I like this idea of pushing data. Is there a way to open file transfer to a computer in one direction only so that the each computer only has write permissions to the other one. That way if someone was to gain access to one of the machines they would not have the ability to destroy data on the other one. Is there a way to set this up via ssh/ftp or perhaps a remote proxy or vpn? Currently I’m using rsync -a command setup with a cron scheduler to back up to a local computer does anyone know of a way to do a similar thing with a remote computer so that data can only be pushed to the computers and not pulled from them.

ifc2000 · July 28, 2020, 11:25am

or perhaps there is away to set up a similar thing with syncthing if anyone has experience with doing something like this l would love to here your thoughts? My main concern is having the data safe it is not a large amount of data but it is mission critical so it is important that it is secure so I want to try to mitigate any possible threats as much as possible.

risk · July 30, 2020, 6:37pm

This is how I build rsync over ssh drop-off points.

I start by making a separate user on the target system. This user is dedicated to this.

I’m using ssh ForceCommand feature on the target system, to ensure that the other host can login as this user with an ssh key, but only call certain commands. For each command (2-3-4 of them, depends) there’s a separate ssh key.

The command , that ssh actually invokes when the client wants to run rsync, is a wrapper which runs rsync from a small chroot-like environment - that way, rsync doesn’t have much access to the host system - nor does it need it.

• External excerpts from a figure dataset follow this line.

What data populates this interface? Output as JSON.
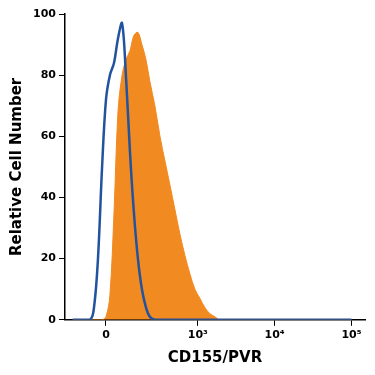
{
  "chart_data": {
    "type": "line",
    "x_label": "CD155/PVR",
    "y_label": "Relative Cell Number",
    "x": [
      -150,
      -64,
      -47,
      -31,
      -15,
      0,
      15,
      31,
      47,
      64,
      81,
      100,
      120,
      142,
      166,
      193,
      221,
      262,
      310,
      363,
      426,
      497,
      580,
      676,
      787,
      915,
      1064,
      1236,
      1437,
      1670,
      1940,
      100000
    ],
    "series": [
      {
        "type": "area",
        "color": "#f28a22",
        "values": [
          0,
          0,
          0,
          0,
          0,
          1,
          8,
          35,
          68,
          80,
          85,
          88,
          93,
          94,
          90,
          85,
          78,
          70,
          60,
          52,
          44,
          36,
          28,
          21,
          15,
          10,
          7,
          4,
          2,
          1,
          0,
          0
        ]
      },
      {
        "type": "line",
        "color": "#22539e",
        "values": [
          0,
          0,
          4,
          20,
          50,
          72,
          80,
          84,
          92,
          97,
          80,
          55,
          35,
          20,
          10,
          4,
          1,
          0,
          0,
          0,
          0,
          0,
          0,
          0,
          0,
          0,
          0,
          0,
          0,
          0,
          0,
          0
        ]
      }
    ],
    "xlim": [
      -200,
      150000
    ],
    "xticks": [
      0,
      {
        "value": 1000,
        "label": "10³"
      },
      {
        "value": 10000,
        "label": "10⁴"
      },
      {
        "value": 100000,
        "label": "10⁵"
      }
    ],
    "ylim": [
      0,
      100
    ],
    "yticks": [
      0,
      20,
      40,
      60,
      80,
      100
    ],
    "grid": false
  }
}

The rsync environment, is the one I built from alpine linux like this (it takes like 5M of space)

chroot with rsync

Save this in a hacky script, you might need to repeat it.


ALPINE_ROOT=$HOME/alpine_root

# This is where we'll store our data
mkdir -p "${ALPINE_ROOT}/backup"

mirror=http://uk.alpinelinux.org/alpine/
arch=x86_64

# Step 1. find out the latest version of Alpine apk package manager and get it.

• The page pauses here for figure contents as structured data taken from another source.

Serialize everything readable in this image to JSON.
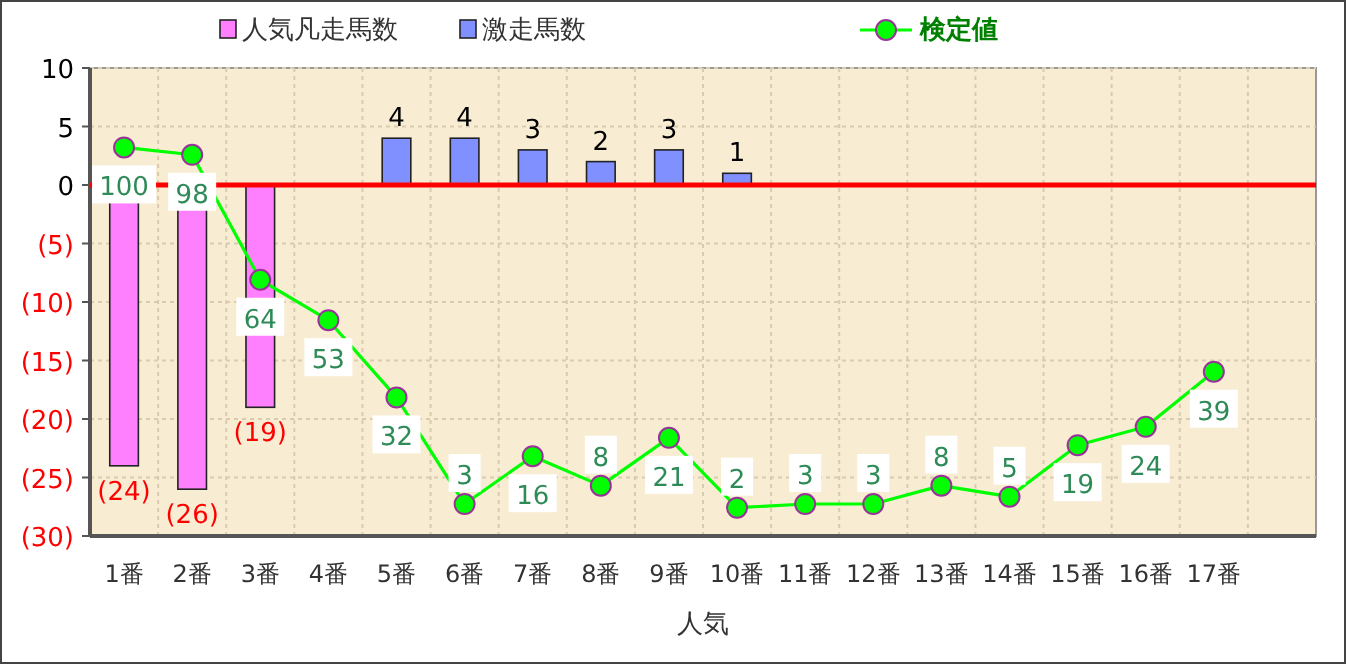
{
  "chart_data": {
    "type": "bar",
    "xlabel": "人気",
    "categories": [
      "1番",
      "2番",
      "3番",
      "4番",
      "5番",
      "6番",
      "7番",
      "8番",
      "9番",
      "10番",
      "11番",
      "12番",
      "13番",
      "14番",
      "15番",
      "16番",
      "17番",
      null
    ],
    "series": [
      {
        "name": "人気凡走馬数",
        "color": "#ff80ff",
        "values": [
          -24,
          -26,
          -19,
          null,
          null,
          null,
          null,
          null,
          null,
          null,
          null,
          null,
          null,
          null,
          null,
          null,
          null,
          null
        ],
        "value_labels": [
          "(24)",
          "(26)",
          "(19)",
          null,
          null,
          null,
          null,
          null,
          null,
          null,
          null,
          null,
          null,
          null,
          null,
          null,
          null,
          null
        ]
      },
      {
        "name": "激走馬数",
        "color": "#8090ff",
        "values": [
          null,
          null,
          null,
          null,
          4,
          4,
          3,
          2,
          3,
          1,
          null,
          null,
          null,
          null,
          null,
          null,
          null,
          null
        ],
        "value_labels": [
          null,
          null,
          null,
          null,
          "4",
          "4",
          "3",
          "2",
          "3",
          "1",
          null,
          null,
          null,
          null,
          null,
          null,
          null,
          null
        ]
      },
      {
        "name": "検定値",
        "type": "line",
        "axis": "y2",
        "color": "#00ff00",
        "marker": "circle",
        "values": [
          100,
          98,
          64,
          53,
          32,
          3,
          16,
          8,
          21,
          2,
          3,
          3,
          8,
          5,
          19,
          24,
          39,
          null
        ],
        "value_labels": [
          "100",
          "98",
          "64",
          "53",
          "32",
          "3",
          "16",
          "8",
          "21",
          "2",
          "3",
          "3",
          "8",
          "5",
          "19",
          "24",
          "39",
          null
        ]
      }
    ],
    "ylim": [
      -30,
      10
    ],
    "yticks": [
      10,
      5,
      0,
      {
        "value": -5,
        "label": "(5)"
      },
      {
        "value": -10,
        "label": "(10)"
      },
      {
        "value": -15,
        "label": "(15)"
      },
      {
        "value": -20,
        "label": "(20)"
      },
      {
        "value": -25,
        "label": "(25)"
      },
      {
        "value": -30,
        "label": "(30)"
      }
    ],
    "y2lim": [
      -5.7,
      121.6
    ],
    "ref_lines": [
      {
        "axis": "y",
        "value": 0,
        "color": "#ff0000"
      }
    ],
    "grid": true,
    "legend": "top"
  }
}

# do simple sed processing of the package index to find the latest apk-tools.
version=$(
  curl -Ss ${mirror}/latest-stable/main/${arch}/APKINDEX.tar.gz \
    | tar -zxf - -O APKINDEX \
    | sed -n '/P:apk-tools-static/,/V:.*/ {/V:/{ s/V://; p}} '
)

curl -Ss "${mirror}/latest-stable/main/${arch}/apk-tools-static-${version}.apk" \
  | tar -C . -f - -z --strip-components=1 --extract sbin/apk.static


# Step 2. make a root with only rsync
unshare --map-root-user \
./apk.static -X ${mirror}/latest-stable/main --allow-untrusted --root "${ALPINE_ROOT} --initdb --no-cache add rsync

This server side rsync gets started with a wrapper script:

$HOME/rsync_wrapper.sh

...

# sprinkle logging here

ALPINE_ROOT=$HOME/alpine_root

args=(${SSH_ORIGINAL_COMMAND})
if [ "${args[0]}" != "rsync"] ; then
  exit 1
fi
unshare --map-root-user --mount --net --pid --fork --mount-proc --ipc --net --cgroup -R $ALPINE_ROOT --wd /backup "${args[@]}"

# rsync is done

# sprinkle a logger command.

inside your authorized_keys, you can put:

$HOME/.ssh/authorized_keys

restrict,command="%h/rsync_wrapper.sh" ssh-ed25519 AAA....
...

add other commands as needed.

I don’t really have large VM images I care about at home, any large files I care about (archives) I copy over manually. This approach works for my homedirs, it’s good enough for my photos.

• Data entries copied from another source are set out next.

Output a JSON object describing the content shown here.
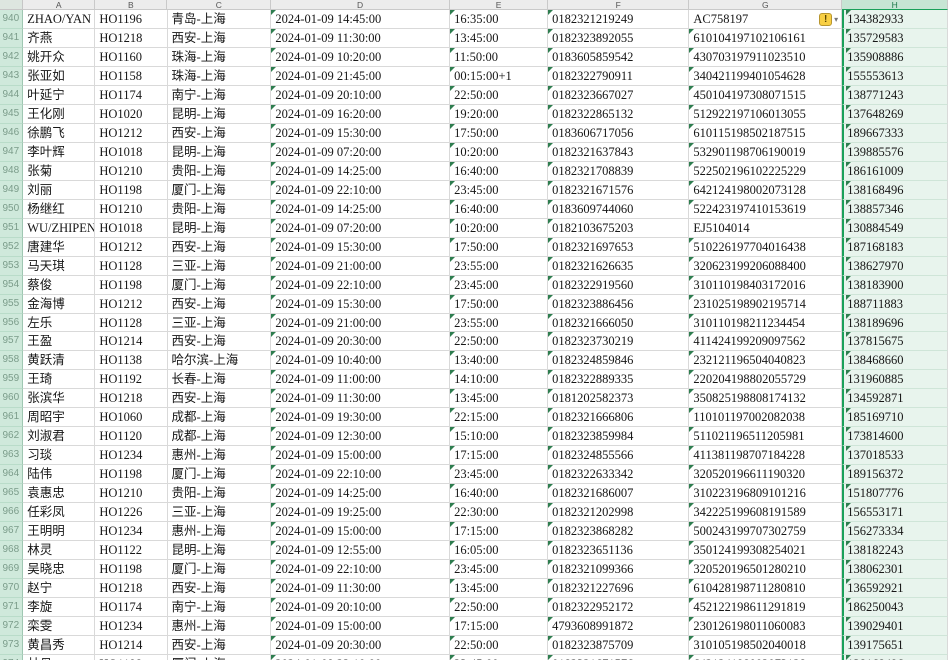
{
  "sheet": {
    "corner_label": "",
    "columns": [
      {
        "letter": "A",
        "key": "name"
      },
      {
        "letter": "B",
        "key": "flight"
      },
      {
        "letter": "C",
        "key": "route"
      },
      {
        "letter": "D",
        "key": "departure"
      },
      {
        "letter": "E",
        "key": "arrival"
      },
      {
        "letter": "F",
        "key": "booking_no"
      },
      {
        "letter": "G",
        "key": "id_no"
      },
      {
        "letter": "H",
        "key": "phone"
      }
    ],
    "selected_column": "H",
    "error_indicator_columns": [
      "departure",
      "arrival",
      "booking_no",
      "id_no",
      "phone"
    ],
    "rows": [
      {
        "n": 940,
        "name": "ZHAO/YAN",
        "flight": "HO1196",
        "route": "青岛-上海",
        "departure": "2024-01-09 14:45:00",
        "arrival": "16:35:00",
        "booking_no": "0182321219249",
        "id_no": "AC758197",
        "phone": "134382933",
        "warning": true
      },
      {
        "n": 941,
        "name": "齐燕",
        "flight": "HO1218",
        "route": "西安-上海",
        "departure": "2024-01-09 11:30:00",
        "arrival": "13:45:00",
        "booking_no": "0182323892055",
        "id_no": "610104197102106161",
        "phone": "135729583"
      },
      {
        "n": 942,
        "name": "姚开众",
        "flight": "HO1160",
        "route": "珠海-上海",
        "departure": "2024-01-09 10:20:00",
        "arrival": "11:50:00",
        "booking_no": "0183605859542",
        "id_no": "430703197911023510",
        "phone": "135908886"
      },
      {
        "n": 943,
        "name": "张亚如",
        "flight": "HO1158",
        "route": "珠海-上海",
        "departure": "2024-01-09 21:45:00",
        "arrival": "00:15:00+1",
        "booking_no": "0182322790911",
        "id_no": "340421199401054628",
        "phone": "155553613"
      },
      {
        "n": 944,
        "name": "叶延宁",
        "flight": "HO1174",
        "route": "南宁-上海",
        "departure": "2024-01-09 20:10:00",
        "arrival": "22:50:00",
        "booking_no": "0182323667027",
        "id_no": "450104197308071515",
        "phone": "138771243"
      },
      {
        "n": 945,
        "name": "王化刚",
        "flight": "HO1020",
        "route": "昆明-上海",
        "departure": "2024-01-09 16:20:00",
        "arrival": "19:20:00",
        "booking_no": "0182322865132",
        "id_no": "512922197106013055",
        "phone": "137648269"
      },
      {
        "n": 946,
        "name": "徐鹏飞",
        "flight": "HO1212",
        "route": "西安-上海",
        "departure": "2024-01-09 15:30:00",
        "arrival": "17:50:00",
        "booking_no": "0183606717056",
        "id_no": "610115198502187515",
        "phone": "189667333"
      },
      {
        "n": 947,
        "name": "李叶辉",
        "flight": "HO1018",
        "route": "昆明-上海",
        "departure": "2024-01-09 07:20:00",
        "arrival": "10:20:00",
        "booking_no": "0182321637843",
        "id_no": "532901198706190019",
        "phone": "139885576"
      },
      {
        "n": 948,
        "name": "张菊",
        "flight": "HO1210",
        "route": "贵阳-上海",
        "departure": "2024-01-09 14:25:00",
        "arrival": "16:40:00",
        "booking_no": "0182321708839",
        "id_no": "522502196102225229",
        "phone": "186161009"
      },
      {
        "n": 949,
        "name": "刘丽",
        "flight": "HO1198",
        "route": "厦门-上海",
        "departure": "2024-01-09 22:10:00",
        "arrival": "23:45:00",
        "booking_no": "0182321671576",
        "id_no": "642124198002073128",
        "phone": "138168496"
      },
      {
        "n": 950,
        "name": "杨继红",
        "flight": "HO1210",
        "route": "贵阳-上海",
        "departure": "2024-01-09 14:25:00",
        "arrival": "16:40:00",
        "booking_no": "0183609744060",
        "id_no": "522423197410153619",
        "phone": "138857346"
      },
      {
        "n": 951,
        "name": "WU/ZHIPENG",
        "flight": "HO1018",
        "route": "昆明-上海",
        "departure": "2024-01-09 07:20:00",
        "arrival": "10:20:00",
        "booking_no": "0182103675203",
        "id_no": "EJ5104014",
        "phone": "130884549"
      },
      {
        "n": 952,
        "name": "唐建华",
        "flight": "HO1212",
        "route": "西安-上海",
        "departure": "2024-01-09 15:30:00",
        "arrival": "17:50:00",
        "booking_no": "0182321697653",
        "id_no": "510226197704016438",
        "phone": "187168183"
      },
      {
        "n": 953,
        "name": "马天琪",
        "flight": "HO1128",
        "route": "三亚-上海",
        "departure": "2024-01-09 21:00:00",
        "arrival": "23:55:00",
        "booking_no": "0182321626635",
        "id_no": "320623199206088400",
        "phone": "138627970"
      },
      {
        "n": 954,
        "name": "蔡俊",
        "flight": "HO1198",
        "route": "厦门-上海",
        "departure": "2024-01-09 22:10:00",
        "arrival": "23:45:00",
        "booking_no": "0182322919560",
        "id_no": "310110198403172016",
        "phone": "138183900"
      },
      {
        "n": 955,
        "name": "金海博",
        "flight": "HO1212",
        "route": "西安-上海",
        "departure": "2024-01-09 15:30:00",
        "arrival": "17:50:00",
        "booking_no": "0182323886456",
        "id_no": "231025198902195714",
        "phone": "188711883"
      },
      {
        "n": 956,
        "name": "左乐",
        "flight": "HO1128",
        "route": "三亚-上海",
        "departure": "2024-01-09 21:00:00",
        "arrival": "23:55:00",
        "booking_no": "0182321666050",
        "id_no": "310110198211234454",
        "phone": "138189696"
      },
      {
        "n": 957,
        "name": "王盈",
        "flight": "HO1214",
        "route": "西安-上海",
        "departure": "2024-01-09 20:30:00",
        "arrival": "22:50:00",
        "booking_no": "0182323730219",
        "id_no": "411424199209097562",
        "phone": "137815675"
      },
      {
        "n": 958,
        "name": "黄跃清",
        "flight": "HO1138",
        "route": "哈尔滨-上海",
        "departure": "2024-01-09 10:40:00",
        "arrival": "13:40:00",
        "booking_no": "0182324859846",
        "id_no": "232121196504040823",
        "phone": "138468660"
      },
      {
        "n": 959,
        "name": "王琦",
        "flight": "HO1192",
        "route": "长春-上海",
        "departure": "2024-01-09 11:00:00",
        "arrival": "14:10:00",
        "booking_no": "0182322889335",
        "id_no": "220204198802055729",
        "phone": "131960885"
      },
      {
        "n": 960,
        "name": "张滨华",
        "flight": "HO1218",
        "route": "西安-上海",
        "departure": "2024-01-09 11:30:00",
        "arrival": "13:45:00",
        "booking_no": "0181202582373",
        "id_no": "350825198808174132",
        "phone": "134592871"
      },
      {
        "n": 961,
        "name": "周昭宇",
        "flight": "HO1060",
        "route": "成都-上海",
        "departure": "2024-01-09 19:30:00",
        "arrival": "22:15:00",
        "booking_no": "0182321666806",
        "id_no": "110101197002082038",
        "phone": "185169710"
      },
      {
        "n": 962,
        "name": "刘淑君",
        "flight": "HO1120",
        "route": "成都-上海",
        "departure": "2024-01-09 12:30:00",
        "arrival": "15:10:00",
        "booking_no": "0182323859984",
        "id_no": "511021196511205981",
        "phone": "173814600"
      },
      {
        "n": 963,
        "name": "习琰",
        "flight": "HO1234",
        "route": "惠州-上海",
        "departure": "2024-01-09 15:00:00",
        "arrival": "17:15:00",
        "booking_no": "0182324855566",
        "id_no": "411381198707184228",
        "phone": "137018533"
      },
      {
        "n": 964,
        "name": "陆伟",
        "flight": "HO1198",
        "route": "厦门-上海",
        "departure": "2024-01-09 22:10:00",
        "arrival": "23:45:00",
        "booking_no": "0182322633342",
        "id_no": "320520196611190320",
        "phone": "189156372"
      },
      {
        "n": 965,
        "name": "袁惠忠",
        "flight": "HO1210",
        "route": "贵阳-上海",
        "departure": "2024-01-09 14:25:00",
        "arrival": "16:40:00",
        "booking_no": "0182321686007",
        "id_no": "310223196809101216",
        "phone": "151807776"
      },
      {
        "n": 966,
        "name": "任彩凤",
        "flight": "HO1226",
        "route": "三亚-上海",
        "departure": "2024-01-09 19:25:00",
        "arrival": "22:30:00",
        "booking_no": "0182321202998",
        "id_no": "342225199608191589",
        "phone": "156553171"
      },
      {
        "n": 967,
        "name": "王明明",
        "flight": "HO1234",
        "route": "惠州-上海",
        "departure": "2024-01-09 15:00:00",
        "arrival": "17:15:00",
        "booking_no": "0182323868282",
        "id_no": "500243199707302759",
        "phone": "156273334"
      },
      {
        "n": 968,
        "name": "林灵",
        "flight": "HO1122",
        "route": "昆明-上海",
        "departure": "2024-01-09 12:55:00",
        "arrival": "16:05:00",
        "booking_no": "0182323651136",
        "id_no": "350124199308254021",
        "phone": "138182243"
      },
      {
        "n": 969,
        "name": "吴晓忠",
        "flight": "HO1198",
        "route": "厦门-上海",
        "departure": "2024-01-09 22:10:00",
        "arrival": "23:45:00",
        "booking_no": "0182321099366",
        "id_no": "320520196501280210",
        "phone": "138062301"
      },
      {
        "n": 970,
        "name": "赵宁",
        "flight": "HO1218",
        "route": "西安-上海",
        "departure": "2024-01-09 11:30:00",
        "arrival": "13:45:00",
        "booking_no": "0182321227696",
        "id_no": "610428198711280810",
        "phone": "136592921"
      },
      {
        "n": 971,
        "name": "李旋",
        "flight": "HO1174",
        "route": "南宁-上海",
        "departure": "2024-01-09 20:10:00",
        "arrival": "22:50:00",
        "booking_no": "0182322952172",
        "id_no": "452122198611291819",
        "phone": "186250043"
      },
      {
        "n": 972,
        "name": "栾雯",
        "flight": "HO1234",
        "route": "惠州-上海",
        "departure": "2024-01-09 15:00:00",
        "arrival": "17:15:00",
        "booking_no": "4793608991872",
        "id_no": "230126198011060083",
        "phone": "139029401"
      },
      {
        "n": 973,
        "name": "黄昌秀",
        "flight": "HO1214",
        "route": "西安-上海",
        "departure": "2024-01-09 20:30:00",
        "arrival": "22:50:00",
        "booking_no": "0182323875709",
        "id_no": "310105198502040018",
        "phone": "139175651"
      },
      {
        "n": 974,
        "name": "林丹",
        "flight": "HO1198",
        "route": "厦门-上海",
        "departure": "2024-01-09 22:10:00",
        "arrival": "23:45:00",
        "booking_no": "0182321671576",
        "id_no": "642124198002073128",
        "phone": "138168496"
      }
    ]
  },
  "icons": {
    "warning_glyph": "!",
    "warning_dropdown_glyph": "▾"
  },
  "colors": {
    "selection_green": "#1aa05a",
    "selected_cell_bg": "#e8f4ed",
    "row_header_bg": "#cfe9db",
    "error_triangle": "#2e7d4f",
    "warning_yellow": "#f8cf44",
    "gridline": "#d9d9d9"
  }
}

The scripts I use to actually call rsync, on the client, … invoke btrfs/zfs/lvm snapshots, and they connect to see what’s the next snapshot that needs copying, and then they mount that local snapshot using encfs --reverse locally, and just try to sync that one snapshot to that host:destination_dir. If rsync returns succesfully, they ask the remote machine … to snapshot the dir (in one other case, the directory is moved out). Taking snapshots varies between my machines - there’s various exclude paths and such, and different filesystems and such.